Wednesday, April 01, 2020

A Super-Easy Quarantine Self-Improvement Tip

This sounds like an April Fool's joke, but I'm completely serious: for those of you stuck at home for the foreseeable future anyway, now would be a great time to kick your shampoo habit. I haven't used shampoo since 2009 -- I still wash my hair frequently, of course, but using only hot water and the pressure of my own fingertips to remove oil and dirt, followed by a very light conditioner (plus wide-tooth comb) to serve as a detangler. Compared to my shampoo days, my hair is far nicer and healthier than ever before -- less frizzy, far fewer split ends (I literally cannot remember the last time I found one, despite my hair being around 2.5 feet long), easier to care for, etc.

Shampoo is literally an "addictive" substance, in the sense that most people don't need it (modern detergent-based shampoo wasn't invented until the 20th century, yet clean, shiny hair existed well before that), but if you start using it, get used to it, and then stop, for awhile you'll go through "withdrawal" and be worse off than if you never started using in the first place.

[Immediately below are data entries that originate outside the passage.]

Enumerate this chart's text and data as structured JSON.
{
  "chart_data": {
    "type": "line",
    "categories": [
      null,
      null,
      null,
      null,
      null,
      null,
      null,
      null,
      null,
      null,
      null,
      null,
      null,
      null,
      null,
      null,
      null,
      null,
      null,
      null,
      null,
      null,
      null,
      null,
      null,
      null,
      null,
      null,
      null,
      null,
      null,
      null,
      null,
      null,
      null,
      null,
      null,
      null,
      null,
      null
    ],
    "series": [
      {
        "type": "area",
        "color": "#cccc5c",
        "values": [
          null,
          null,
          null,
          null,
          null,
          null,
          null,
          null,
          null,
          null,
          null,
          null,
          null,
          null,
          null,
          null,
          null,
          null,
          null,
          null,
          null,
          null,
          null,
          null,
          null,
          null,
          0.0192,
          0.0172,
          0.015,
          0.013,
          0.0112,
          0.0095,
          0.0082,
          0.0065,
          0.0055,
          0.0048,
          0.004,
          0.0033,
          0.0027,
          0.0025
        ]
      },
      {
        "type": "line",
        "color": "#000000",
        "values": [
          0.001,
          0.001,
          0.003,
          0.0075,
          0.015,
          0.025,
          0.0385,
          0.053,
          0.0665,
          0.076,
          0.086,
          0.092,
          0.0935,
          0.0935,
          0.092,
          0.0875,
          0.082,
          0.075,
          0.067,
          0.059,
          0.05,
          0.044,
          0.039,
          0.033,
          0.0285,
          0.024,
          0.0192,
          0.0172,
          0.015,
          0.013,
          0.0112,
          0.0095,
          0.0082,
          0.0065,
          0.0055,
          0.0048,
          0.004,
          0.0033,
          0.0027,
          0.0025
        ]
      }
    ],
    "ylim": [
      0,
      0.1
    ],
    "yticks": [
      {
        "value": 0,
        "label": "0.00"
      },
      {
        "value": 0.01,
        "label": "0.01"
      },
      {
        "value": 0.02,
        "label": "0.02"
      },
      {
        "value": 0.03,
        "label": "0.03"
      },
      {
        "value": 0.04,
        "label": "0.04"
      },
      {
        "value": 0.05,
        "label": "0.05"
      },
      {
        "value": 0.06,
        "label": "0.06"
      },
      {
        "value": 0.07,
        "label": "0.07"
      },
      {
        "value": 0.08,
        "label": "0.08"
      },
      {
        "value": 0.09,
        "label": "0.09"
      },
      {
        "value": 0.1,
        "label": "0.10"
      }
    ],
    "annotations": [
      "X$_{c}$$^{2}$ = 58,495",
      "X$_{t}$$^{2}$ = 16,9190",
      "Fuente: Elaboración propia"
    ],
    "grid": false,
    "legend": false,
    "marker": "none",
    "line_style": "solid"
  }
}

Basically, healthy hair should have a certain amount of oil, or "sebum." Shampooing strips sebum from your hair, thus making your scalp's oil glands go into overdrive to make up the difference, and ... long story short, if you're a regular shampoo user, most of the time your hair is either much drier or (paradoxically) far more oily than if you'd never used shampoo in the first place. When I kicked the habit, I experienced about two to three weeks of consistently Bad Hair Days (fortunately during a New England winter, so I could hide the worst of it under a cloche hat), then my hair suddenly got better all at once: woke up one morning after an Atrociously Bad Hair Day, took another conditioner-only shower, braced myself for another ABHD, but this time when my hair dried it looked awesome -- better than ever.

At the time, I wrote a magazine article about my newly shampoo-free life (archived link here). A year or so later, an online friend of mine told me he'd shown his wife (also afflicted with long, fine, frizzy red hair) my article and a couple other things I'd said on the matter, and she decided to give it a try. Quoth he, "It took about 2 weeks for it to stop frizzing. It took another 2 weeks before she could, for the first time in her life, run her fingers through her hair. It's been 4 months and her hair looks the best it ever has. That is all I just wanted to thank Jennifer on behalf of my very grateful spouse."

{Preens}

Of course, none of this is to say "I never get frizzy hair anymore" -- I live in Georgia, after all -- but it's the frizz of "clean healthy hair that happens to be in a ridiculously humid environment," as opposed to the frizz of dry or damaged hair.

Seriously, people: ditch the shampoo and make do with a very light conditioner (nothing advertised as "moisturizing" or "for dry hair" -- those products are for regular shampoo users with unnaturally low sebum levels). If you give up shampoo now, your hair will indeed look icky for a couple weeks, but it will return to normal and look better than ever well before this quarantine is likely to end. (And you'll save a small fortune on shampoo costs, too.)

3 Comments:

Blogger Jeff said...

I stopped using shaving cream many years ago, after reading a similar tip, that it's just not necessary. Just hot water

9:13 PM  
Blogger Jennifer Abel said...

FWIW, Jeff, I've never bothered using any special applications when shaving my legs; since I'm already covered in hot soapy water anyway, that worked well enough. (Granted, a man's beard hair is generally thicker than what grows on a woman's leg, but on the other hand I have a lot more shaving acreage than you do, so I imagine it all evens out in the end.)


11:17 AM  
Anonymous Embraceable Ewe said...

I've reduced the amount of soap I use in my daily shower for similar reasons and with similar results. My skin is less dry as a result.

I still use a bit of soap when washing armpits and crotch, and I wash my hands with soap regularly but the rest just gets thoroughly washed with plain water. It works fine unless I've been doing some dirty job like painting snd something other than sweat needs to be scrubbed off.